Interestingly a 'sleep 5' at the start of earlyxdm fixed the problem, too.

I'd suggest the following approach:
1. Identify all system services that are started after haldaemon and before   earlyxdm.
2. move the 'sleep 5' from earlyxdm down thru the other system services down to
the haldaemon script. (perferrably at the beginning).
The service it's in once it stops working should be looked at.
Comment 62 Magnus Boman 2007-08-20 11:41:44 UTC
Using delay was very slow, so started to add "exit 0" to one script at a time instead. When adding "exit 0" to the start of kbd, the problem disappeared.
Comment 63 Magnus Boman 2007-08-20 12:22:40 UTC
After remarking the following line in /etc/init.d/kbd the issue disappears;

/bin/setfont -C $tty $CONSOLE_FONT $UMAP $SMAP
Comment 64 Stefan Dirsch 2007-08-20 12:42:39 UTC
Very interesting to see these changelog entries done after openSUSE 10.2!

kbd.changes:
-------------------------------------------------------------------
Mon Jun 18 14:07:53 CEST 2007 - jw@suse.de

- sleep 3 removed. bugzilla #284348

-------------------------------------------------------------------
Sat Jun 16 17:07:11 CEST 2007 - coolo@suse.de

- as discussed with jw and werner kbd does not need to run before
  xdm

Comment 65 Stefan Dirsch 2007-08-20 12:56:35 UTC
framebuffer is disabled on this machine.

egbert: the handling of vga and fb consoles is quite different. it's possible
egbert: that the problem goes away. the vga text console code path gets tested
egbert: much less often.
Comment 66 Stefan Dirsch 2007-08-20 13:31:20 UTC
So could you test again with an appropriate vesa mode set (vga=0x0XXX) in /boot/grub/menu.lst? Check with "hwinfo --framebuffer" which one to chose for 1400x1050@24bpp. Does this help?
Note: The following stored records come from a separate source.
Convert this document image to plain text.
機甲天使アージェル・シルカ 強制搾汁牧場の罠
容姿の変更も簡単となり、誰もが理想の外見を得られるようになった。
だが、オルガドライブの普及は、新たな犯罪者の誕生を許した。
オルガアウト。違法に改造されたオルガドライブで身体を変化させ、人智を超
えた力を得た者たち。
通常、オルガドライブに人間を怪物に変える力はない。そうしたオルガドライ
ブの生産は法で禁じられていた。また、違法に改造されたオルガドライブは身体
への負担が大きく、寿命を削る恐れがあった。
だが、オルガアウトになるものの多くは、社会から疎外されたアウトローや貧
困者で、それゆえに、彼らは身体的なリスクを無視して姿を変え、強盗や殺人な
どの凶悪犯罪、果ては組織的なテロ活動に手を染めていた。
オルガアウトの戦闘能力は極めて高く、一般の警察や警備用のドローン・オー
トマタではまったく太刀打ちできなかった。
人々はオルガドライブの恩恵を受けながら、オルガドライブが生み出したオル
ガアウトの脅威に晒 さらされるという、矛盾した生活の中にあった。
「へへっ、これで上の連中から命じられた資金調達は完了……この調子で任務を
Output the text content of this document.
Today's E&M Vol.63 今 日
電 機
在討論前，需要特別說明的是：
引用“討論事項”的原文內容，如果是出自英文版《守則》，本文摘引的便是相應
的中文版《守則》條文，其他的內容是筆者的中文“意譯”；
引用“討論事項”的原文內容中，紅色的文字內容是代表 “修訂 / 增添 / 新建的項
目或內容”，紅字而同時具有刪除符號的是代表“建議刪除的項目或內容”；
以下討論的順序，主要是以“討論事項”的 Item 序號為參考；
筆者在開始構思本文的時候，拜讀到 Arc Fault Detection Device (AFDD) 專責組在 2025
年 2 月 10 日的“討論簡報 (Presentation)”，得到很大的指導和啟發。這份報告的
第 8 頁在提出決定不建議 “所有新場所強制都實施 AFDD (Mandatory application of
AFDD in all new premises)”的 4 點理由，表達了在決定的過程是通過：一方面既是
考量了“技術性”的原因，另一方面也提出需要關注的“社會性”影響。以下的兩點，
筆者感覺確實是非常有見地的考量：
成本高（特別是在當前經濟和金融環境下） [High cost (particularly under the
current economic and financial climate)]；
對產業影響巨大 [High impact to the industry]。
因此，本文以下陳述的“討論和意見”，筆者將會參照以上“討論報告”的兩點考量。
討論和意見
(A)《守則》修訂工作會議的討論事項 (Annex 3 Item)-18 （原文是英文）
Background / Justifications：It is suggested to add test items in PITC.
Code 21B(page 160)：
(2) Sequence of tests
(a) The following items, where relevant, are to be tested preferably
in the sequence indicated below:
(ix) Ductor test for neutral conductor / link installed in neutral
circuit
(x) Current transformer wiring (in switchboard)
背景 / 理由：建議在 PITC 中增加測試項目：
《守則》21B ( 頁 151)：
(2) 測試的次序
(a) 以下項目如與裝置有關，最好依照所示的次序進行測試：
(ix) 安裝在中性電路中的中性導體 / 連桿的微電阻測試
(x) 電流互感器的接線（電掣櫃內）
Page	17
Additionally verify if adding kbd to Required-Start: of earlyxdm helps. Run insserv afterwards.
Comment 67 Magnus Boman 2007-08-20 22:04:38 UTC
Stefan,

both adding the vga=0x0XXX and adding kbd as Required start to earlyxdm works  independently of each other.
So I guess the real solution is to add kdb to earlyxdm.

Thanks!
Comment 68 Stefan Dirsch 2007-08-21 00:36:07 UTC

*** This bug has been marked as a duplicate of bug 302010 ***
Comment 69 Egbert Eich 2007-08-21 04:39:23 UTC
Magnus, thanks for hanging in investigating this! I think I know where to look now and there is an easy workaround to avoid the problem.